By Ed Diokno
SECOND OF A 3-PART SERIES
Western media like to call Philippine President Rodrigo Duterte the “Trump of the Philippines,” but it would be a mistake to oversimplify at first glance a complicated man who through his actions and proclamations, could turn the balance of power in Asia upside down.
Duterte recently announced in front of the Chinese leadership in Beijing, a 180-degree pivot on the long Philippines-U.S. relationship. “In this venue, your honors, in this venue, I announce my separation from the United States.”
What’s troubling is that his pivot towards China and away from America seemed to catch the U.S. intelligence community by surprise. Part of the problem is that the U.S. apparently didn’t take the new Philippine leader seriously, a slight that fed into Duterte’s festering anti-U.S. sentiments.
Like Trump, he has a temper and he tends to speak without thinking. He also takes slights personally and has a long memory on perceived insults. That’s where the comparison ends. Unlike Trump, Duterte is not the poster child of selfish, me-first capitalism. If anything, the Philippine president, a self-proclaimed socialist, is on the opposite end of the political spectrum to the point where his detractors call him a communist.
There has always been a segment of Filipino society that believes the colonial relationship between the U.S. and the Philippines is still in effect; it is so deeply ingrained in every aspect of Filipino life — culturally, economically and politically.
What makes Duterte different from his predecessors is that while he was born into a political dynasty, he is from Mindanao, a part of the Philippines that has been at the center of resistance since Ferdinand Magellan had the gall to claim the occupied islands for Spain. The southern island is the home base of the Muslim separatist movement led by the terrorist group Abu Sayyef.

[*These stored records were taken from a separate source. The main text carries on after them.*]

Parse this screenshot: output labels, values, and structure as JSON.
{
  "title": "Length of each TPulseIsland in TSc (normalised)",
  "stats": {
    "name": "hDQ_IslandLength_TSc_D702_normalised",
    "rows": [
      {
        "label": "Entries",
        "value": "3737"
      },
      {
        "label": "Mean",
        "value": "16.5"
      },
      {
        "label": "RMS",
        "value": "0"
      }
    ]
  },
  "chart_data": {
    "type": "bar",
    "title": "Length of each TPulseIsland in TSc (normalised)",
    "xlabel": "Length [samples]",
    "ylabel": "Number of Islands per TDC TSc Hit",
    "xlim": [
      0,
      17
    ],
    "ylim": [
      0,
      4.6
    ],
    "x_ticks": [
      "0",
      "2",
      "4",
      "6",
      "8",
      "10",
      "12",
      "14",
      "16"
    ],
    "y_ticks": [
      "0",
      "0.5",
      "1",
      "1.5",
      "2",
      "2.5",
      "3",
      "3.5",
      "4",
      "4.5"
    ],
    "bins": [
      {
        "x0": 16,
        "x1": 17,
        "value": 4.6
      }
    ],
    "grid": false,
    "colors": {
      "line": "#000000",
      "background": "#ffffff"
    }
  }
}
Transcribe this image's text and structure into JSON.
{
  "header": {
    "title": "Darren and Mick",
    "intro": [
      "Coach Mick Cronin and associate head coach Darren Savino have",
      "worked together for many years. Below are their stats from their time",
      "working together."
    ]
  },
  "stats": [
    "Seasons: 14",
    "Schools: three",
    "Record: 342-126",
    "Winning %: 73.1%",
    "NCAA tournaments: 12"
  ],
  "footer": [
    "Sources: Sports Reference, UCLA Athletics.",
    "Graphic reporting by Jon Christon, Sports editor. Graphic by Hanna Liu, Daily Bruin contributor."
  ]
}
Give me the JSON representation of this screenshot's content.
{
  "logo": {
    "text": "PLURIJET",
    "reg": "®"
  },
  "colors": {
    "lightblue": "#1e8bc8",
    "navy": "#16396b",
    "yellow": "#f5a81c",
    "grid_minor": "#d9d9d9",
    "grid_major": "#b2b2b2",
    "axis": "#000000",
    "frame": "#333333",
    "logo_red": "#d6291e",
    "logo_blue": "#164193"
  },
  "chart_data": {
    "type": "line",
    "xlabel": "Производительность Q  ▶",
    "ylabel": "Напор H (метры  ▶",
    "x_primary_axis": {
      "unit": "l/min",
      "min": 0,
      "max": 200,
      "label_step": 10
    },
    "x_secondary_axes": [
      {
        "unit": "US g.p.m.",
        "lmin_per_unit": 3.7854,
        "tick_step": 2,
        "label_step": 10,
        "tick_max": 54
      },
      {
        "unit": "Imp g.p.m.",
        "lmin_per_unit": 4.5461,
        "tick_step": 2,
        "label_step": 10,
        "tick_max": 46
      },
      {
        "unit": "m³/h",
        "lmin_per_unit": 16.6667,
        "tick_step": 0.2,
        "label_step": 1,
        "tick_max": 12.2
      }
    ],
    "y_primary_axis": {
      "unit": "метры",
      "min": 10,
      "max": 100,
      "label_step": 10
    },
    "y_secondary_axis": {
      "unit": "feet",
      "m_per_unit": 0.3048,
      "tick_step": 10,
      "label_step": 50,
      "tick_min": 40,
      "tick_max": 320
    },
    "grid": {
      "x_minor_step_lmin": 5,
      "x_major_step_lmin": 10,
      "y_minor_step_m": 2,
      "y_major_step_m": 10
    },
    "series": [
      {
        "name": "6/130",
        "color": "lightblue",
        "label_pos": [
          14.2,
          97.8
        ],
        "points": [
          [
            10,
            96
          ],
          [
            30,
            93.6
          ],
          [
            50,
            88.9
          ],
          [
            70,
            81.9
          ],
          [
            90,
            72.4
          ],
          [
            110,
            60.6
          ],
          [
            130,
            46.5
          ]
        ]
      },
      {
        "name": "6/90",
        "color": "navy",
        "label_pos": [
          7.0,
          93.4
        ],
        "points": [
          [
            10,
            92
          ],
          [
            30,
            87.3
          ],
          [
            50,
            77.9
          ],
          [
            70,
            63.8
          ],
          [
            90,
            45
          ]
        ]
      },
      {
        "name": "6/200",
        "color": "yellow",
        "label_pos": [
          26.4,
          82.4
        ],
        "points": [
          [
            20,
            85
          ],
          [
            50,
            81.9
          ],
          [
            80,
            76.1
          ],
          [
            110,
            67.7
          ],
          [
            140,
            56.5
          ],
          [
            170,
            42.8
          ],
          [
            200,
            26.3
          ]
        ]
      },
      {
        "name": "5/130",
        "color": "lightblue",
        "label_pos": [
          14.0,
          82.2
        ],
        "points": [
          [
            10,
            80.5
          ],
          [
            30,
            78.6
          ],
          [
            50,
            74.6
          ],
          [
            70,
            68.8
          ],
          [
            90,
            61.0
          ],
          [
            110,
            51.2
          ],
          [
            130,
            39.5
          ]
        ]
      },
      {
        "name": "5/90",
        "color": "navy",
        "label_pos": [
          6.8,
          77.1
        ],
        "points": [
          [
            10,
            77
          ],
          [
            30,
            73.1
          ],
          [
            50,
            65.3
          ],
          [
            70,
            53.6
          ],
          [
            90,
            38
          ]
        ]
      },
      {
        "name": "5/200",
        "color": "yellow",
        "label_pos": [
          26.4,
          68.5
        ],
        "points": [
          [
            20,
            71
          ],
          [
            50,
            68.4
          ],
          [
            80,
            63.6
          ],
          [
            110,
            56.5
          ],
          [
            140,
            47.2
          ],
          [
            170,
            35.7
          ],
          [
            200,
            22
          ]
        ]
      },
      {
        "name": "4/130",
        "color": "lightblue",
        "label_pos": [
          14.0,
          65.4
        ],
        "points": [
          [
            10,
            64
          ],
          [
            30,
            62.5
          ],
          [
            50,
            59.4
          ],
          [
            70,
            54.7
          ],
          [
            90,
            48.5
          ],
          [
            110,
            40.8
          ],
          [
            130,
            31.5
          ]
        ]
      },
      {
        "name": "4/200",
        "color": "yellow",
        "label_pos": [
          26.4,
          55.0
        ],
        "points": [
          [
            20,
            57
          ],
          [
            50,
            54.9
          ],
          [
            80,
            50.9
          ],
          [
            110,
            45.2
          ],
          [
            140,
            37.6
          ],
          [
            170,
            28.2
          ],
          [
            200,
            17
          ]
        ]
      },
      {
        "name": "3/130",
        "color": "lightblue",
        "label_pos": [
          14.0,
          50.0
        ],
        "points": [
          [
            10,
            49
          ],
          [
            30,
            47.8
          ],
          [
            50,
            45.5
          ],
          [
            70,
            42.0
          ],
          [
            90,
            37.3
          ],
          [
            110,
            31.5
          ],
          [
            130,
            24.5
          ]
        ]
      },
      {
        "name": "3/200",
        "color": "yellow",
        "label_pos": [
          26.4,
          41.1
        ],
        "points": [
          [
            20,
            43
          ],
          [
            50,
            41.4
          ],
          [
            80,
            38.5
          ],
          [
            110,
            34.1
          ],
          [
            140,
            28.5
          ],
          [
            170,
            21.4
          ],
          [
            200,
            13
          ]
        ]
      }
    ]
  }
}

Duterte doesn’t consider himself part of the Philippine ruling class or the feudal system that keeps the powerful, elite families in power and in influential positions in government and business; all of which is kept in place by corruption, paternalism, private armies and decades of the rich getting richer and the poor masses, getting poorer.
He chose to attend Lyceum of the Philippines University specifically to study under Jose Maria Sison, the long-exiled founder of the country’s communist movement. Sison, living out his exile in the Netherlands, says he nurtured the seed of anti-Americanism within Duterte.
There is a good article in the
Wall Street Journal article that goes deeper into Duterte’s leftist views. Unlike Trump, he is well aware of the rest of the world and how tricky it is to guide the Philippines through this power struggle between the U.S. and China.
What’s not clear is if he knows how dangerous his high-stakes game of roulette is. The long-term danger may be hidden by his short-term successes.
Already, his setting out the welcome mat to China has apparently given Duterte some victories. Filipino fishermen who had been banned by the Chinese military from the Filipinos’ traditional fishing grounds in the disputed Spratly islands are now being allowed to return.
The Philippines and China signed 13 major agreements adding up to a whopping $24 billion in infrastructure, tourism, industry and agriculture. Around 400 of the country’s leading business people, many of them with Chinese lineage, joined Détente in his trade mission.
One of the infrastructure projects the Chinese will take on is the proposed “bullet train” between Subic and Clark, the site of America’s biggest overseas military bases during the Cold War, and a huge train project in Mindanao, Duterte’s home island.
American diplomats’ first reactions did not bode well for repairing the deepening gap between the U.S. and the Philippines.
Assistant Secretary of State for East Asia and the Pacific Daniel Russel, who was in Manila when Duterte was in Beijing, met with Philippine Foreign Minister Perfecto Yasay and it did not go well. In short, Russell seemed to lecture Yasay on Duterte’s dangerous language and brought up the killings of thousands of drug dealers that seem to have Duterte’s blessing.
When Yasay relayed the message to Duterte, the president responded in Tagalog: “You tell them, you sons of b——-s, don’t treat us like a dog. Don’t put us on a leash then throw scraps that we can’t reach. Do not … with our dignity.”
What the U.S. fails to realize is how deeply felt is resentment of the America’s cultural and economic imperialism.
Duterte is the manifestation of what many Filipinos feel despite their embrace of American movies, music and fashions; despite being touted as democracy’s showcase; and despite the 20 year wait list for U.S. visas.
Yasay said it more eloquently, “the United States held on to invisible chains that reined us in toward dependence and submission as little brown brothers not capable of true independence and freedom.”
The danger for the U.S. is to simplify and underestimate Duterte, who has the power to overturn the balance of power in Asia and fracture the fragile alliances that took decades to build to counter China’s emergence as a world power.